The DPDP Act establishes the following regulatory framework:

  1. Consent-based processing: Personal data may be processed only with the consent of the data principal (the individual whose data is being processed) or for certain legitimate uses specified in the Act. Consent must be free, specific, informed, unconditional, and unambiguous.

  2. Purpose limitation and data minimisation: Data fiduciaries (entities processing personal data) may collect and process data only for the specified purpose communicated at the time of obtaining consent. Data collection must be limited to what is necessary for the stated purpose.

  3. Data Principal rights: Individuals have the right to access information about their data processing, the right to correction and erasure of personal data, the right to grievance redressal, and the right to nominate another person to exercise their rights.

  4. Data Protection Board of India: The Act establishes the Data Protection Board as the adjudicatory body for data protection complaints and compliance matters. The Board will have the power to impose penalties and issue directions.

  5. Significant Data Fiduciaries: The Central Government may designate certain data fiduciaries as Significant Data Fiduciaries based on volume and sensitivity of data processed. These entities face enhanced obligations including appointing a Data Protection Officer, conducting periodic data audits, and undertaking data protection impact assessments.

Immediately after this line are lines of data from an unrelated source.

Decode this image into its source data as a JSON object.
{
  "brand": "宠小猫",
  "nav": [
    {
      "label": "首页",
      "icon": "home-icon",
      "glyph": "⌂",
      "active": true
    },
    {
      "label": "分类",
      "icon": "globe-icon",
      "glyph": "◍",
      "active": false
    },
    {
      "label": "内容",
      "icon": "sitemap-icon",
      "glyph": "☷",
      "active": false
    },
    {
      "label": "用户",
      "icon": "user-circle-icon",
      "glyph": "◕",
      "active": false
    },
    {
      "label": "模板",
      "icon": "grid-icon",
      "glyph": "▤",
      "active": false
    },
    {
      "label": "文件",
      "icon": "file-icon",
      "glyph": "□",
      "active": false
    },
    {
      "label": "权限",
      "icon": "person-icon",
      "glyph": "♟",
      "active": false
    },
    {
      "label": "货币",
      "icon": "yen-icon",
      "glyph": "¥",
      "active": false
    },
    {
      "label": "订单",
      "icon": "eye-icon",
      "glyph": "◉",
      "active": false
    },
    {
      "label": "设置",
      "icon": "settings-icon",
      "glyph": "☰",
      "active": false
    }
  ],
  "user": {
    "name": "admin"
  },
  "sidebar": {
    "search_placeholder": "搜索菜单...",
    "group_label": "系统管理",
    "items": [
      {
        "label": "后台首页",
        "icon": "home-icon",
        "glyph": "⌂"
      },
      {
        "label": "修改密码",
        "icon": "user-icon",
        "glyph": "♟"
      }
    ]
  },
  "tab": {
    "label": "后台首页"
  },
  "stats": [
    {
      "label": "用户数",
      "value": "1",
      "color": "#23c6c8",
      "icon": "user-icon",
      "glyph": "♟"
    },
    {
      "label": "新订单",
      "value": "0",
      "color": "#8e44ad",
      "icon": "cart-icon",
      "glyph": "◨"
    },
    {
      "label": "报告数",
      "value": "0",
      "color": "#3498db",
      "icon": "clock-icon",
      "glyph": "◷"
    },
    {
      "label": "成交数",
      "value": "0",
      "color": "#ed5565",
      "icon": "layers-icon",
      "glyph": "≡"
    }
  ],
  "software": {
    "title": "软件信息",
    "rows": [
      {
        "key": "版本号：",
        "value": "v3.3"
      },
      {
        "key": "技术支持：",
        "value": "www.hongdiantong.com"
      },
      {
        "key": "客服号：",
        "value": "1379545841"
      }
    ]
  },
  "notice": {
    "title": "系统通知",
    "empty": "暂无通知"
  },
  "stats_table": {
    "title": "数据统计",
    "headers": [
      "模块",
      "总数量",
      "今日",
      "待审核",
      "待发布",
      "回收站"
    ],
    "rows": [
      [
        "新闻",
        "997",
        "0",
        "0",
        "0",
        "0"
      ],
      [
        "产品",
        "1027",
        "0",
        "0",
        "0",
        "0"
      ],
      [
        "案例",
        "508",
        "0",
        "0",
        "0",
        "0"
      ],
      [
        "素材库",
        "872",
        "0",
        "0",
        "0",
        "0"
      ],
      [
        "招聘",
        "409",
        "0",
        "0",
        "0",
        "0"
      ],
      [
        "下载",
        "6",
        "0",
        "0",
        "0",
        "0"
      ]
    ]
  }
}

  6. Cross-border data transfers: The Act permits data transfers to countries and territories notified by the Central Government, departing from the earlier localisation-heavy approach. Transfers to non-notified jurisdictions will be restricted.

  7. Penalties: The Act prescribes financial penalties of up to Rs 250 crore for specified breaches, with a schedule of penalties for different categories of non-compliance. Notably, the Act does not provide for criminal liability.

  8. Government exemptions: The Act provides broad exemptions for processing by State instrumentalities in the interest of sovereignty, security of the State, public order, and certain other specified grounds.

Implications for Practitioners

The DPDP Act creates a fundamentally new compliance landscape for every organisation that processes digital personal data in India. Technology law practitioners should begin advising clients on consent mechanism design, privacy policy revisions, and data processing inventory exercises. The consent requirements will necessitate significant re-engineering of data collection interfaces across digital platforms.

Corporate lawyers should note that the liability extends to all data fiduciaries, not merely technology companies. Banks, hospitals, educational institutions, and any entity processing customer or employee data will fall within the Act's scope. Practitioners should conduct gap analyses between current data practices and the Act's requirements.

The absence of criminal liability represents a deliberate policy choice, relying instead on substantial financial penalties to drive compliance. However, practitioners should note that the Data Protection Board's composition, appointment process, and operational independence will significantly influence the enforcement regime's effectiveness — areas where the rules are yet to be notified.

The broad government exemption provisions may face constitutional challenge on grounds of proportionality, given the Puttaswamy framework's requirement that privacy restrictions satisfy the proportionality test.